Notre Dame, que se quer questionador da
arquitetura também como forma de arte (há um embate tosco e fugaz sobre o
assunto, que vai parar nos tribunais), é um filme bem linear, onde não faltam
clichês (abomináveis escorregões - típicos de comédias americanas, profissionais
atrapalhados e atrasados, burocracia, a indefectível liberdade sexual dos
casais franceses etc) e nem cenas constrangedoras de “canto” e de “dança”. Seus
personagens (majoritariamente masculinos), mais rasos que um pires, são tão caricatos
e insossos que você pouco se importa com o destino deles. Sinceramente, é
difícil acreditar que, nos dias de hoje, uma mulher como Maud seja tão
submissa aos homens imbecis ao seu redor. É pelo medo de dizer não e ou pela
carência afetiva e econômica?
Apostando num tom
excessivamente fantasioso (e homenagem até ao ET de Spielberg), Notre
Dame é um filme ideal para quem não quer ter o trabalho de pensar nem no
porquê dos personagens usarem praticamente as mesmas roupas do princípio ao fim,
com alguns detalhes relacionados à bandeira francesa..., e tão pouco se importar
de ter a sua inteligência subestimada. O enredo é tão rasteiro que nem
tangencia as questões sociais que apelativamente registra. Ora, se não há
intenção alguma em repercutir a situação dos desabrigados de Paris, por que
registrar melancolicamente uma família, em situação de rua (imigrantes?), na
calçada do prédio da protagonista? Ainda que a sequência seja ligeira, para não
criar vínculo (ou seria vinco?), se o interesse é tão somente o da “comédia”,
por que apelar para a comoção do espectador com tais imagens piegas?
Enfim, a se acreditar na
proposta de uma comédia romântica com elementos fantásticos, Notre Dame carece
de humor que provoque (aos mais exigentes), no mínimo, um sorriso amarelo. Nem
mesmo a parte reservada ao romance convence. Suas gags (algumas americanizadas)

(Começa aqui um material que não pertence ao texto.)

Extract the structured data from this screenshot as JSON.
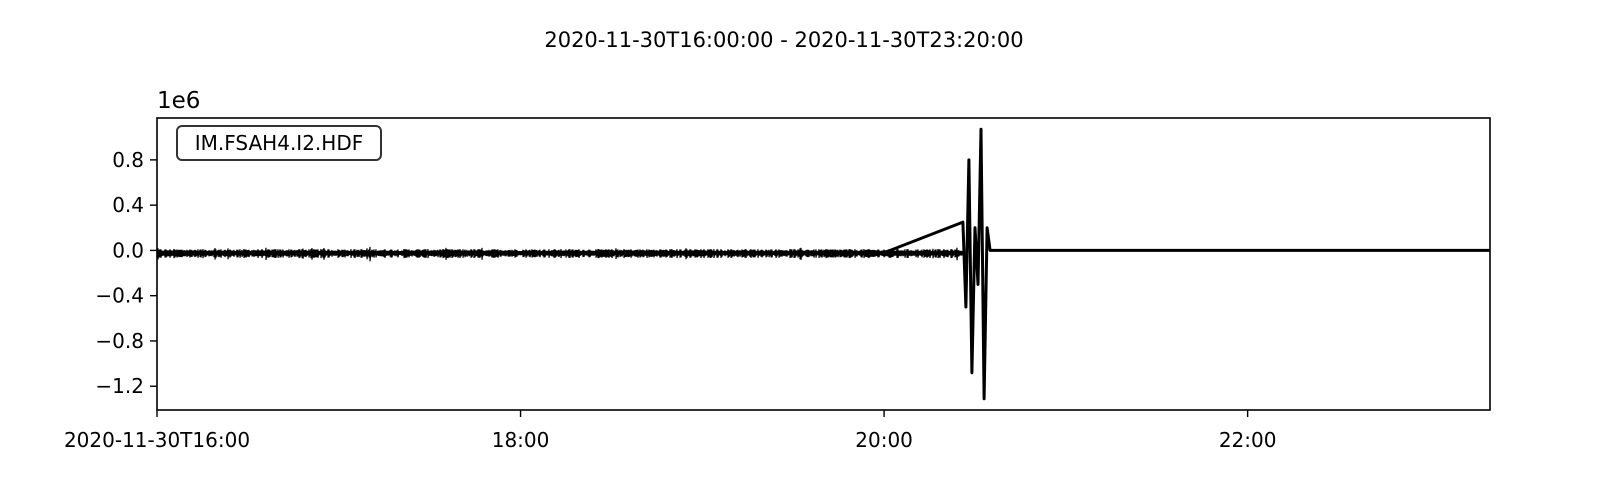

são ridículas e as cenas de nudez são tão batidas que causam mais enfado
que riso e ou espanto. Parece até que a trama foi sendo desenvolvida no
improviso narrativo..., o que, na toada da chanson, talvez resultasse
melhor num musical que numa pretensa comédie française. Ah, e como perguntar não ofende: Se o filme
é francês e fala de arte e de intervenções e ou marcos arquitetônicos em Paris,
como a Torre Eiffel e a Pirâmide (de vidro) do Louvre, por que a sua
protagonista veste uma camiseta com a estampa I (coração
vermelho = Love) Paris..., em vez de Je T’aime
Paris?
NOTA: As considerações acima são pessoais
e, portanto, podem não refletir a opinião geral dos espectadores e cinéfilos de
carteirinha.
Joba Tridente: O primeiro filme vi (no cinema)
aos 5 anos de idade. Os primeiros videodocumentários fiz em 1990. O primeiro
curta-metragem (Cortejo), em 35mm, realizei em 2008. Voltei a fazer
crítica em 2009. Já fui protagonista e coadjuvante de curtas. Mas nada se
compara à "traumatizante" e divertida experiência de
cientista-figurante (de última hora) no “centro tecnológico” do
norte-americano Power Play (Jogo de Poder, 2003),
de Joseph Zito, rodado aqui em Curitiba.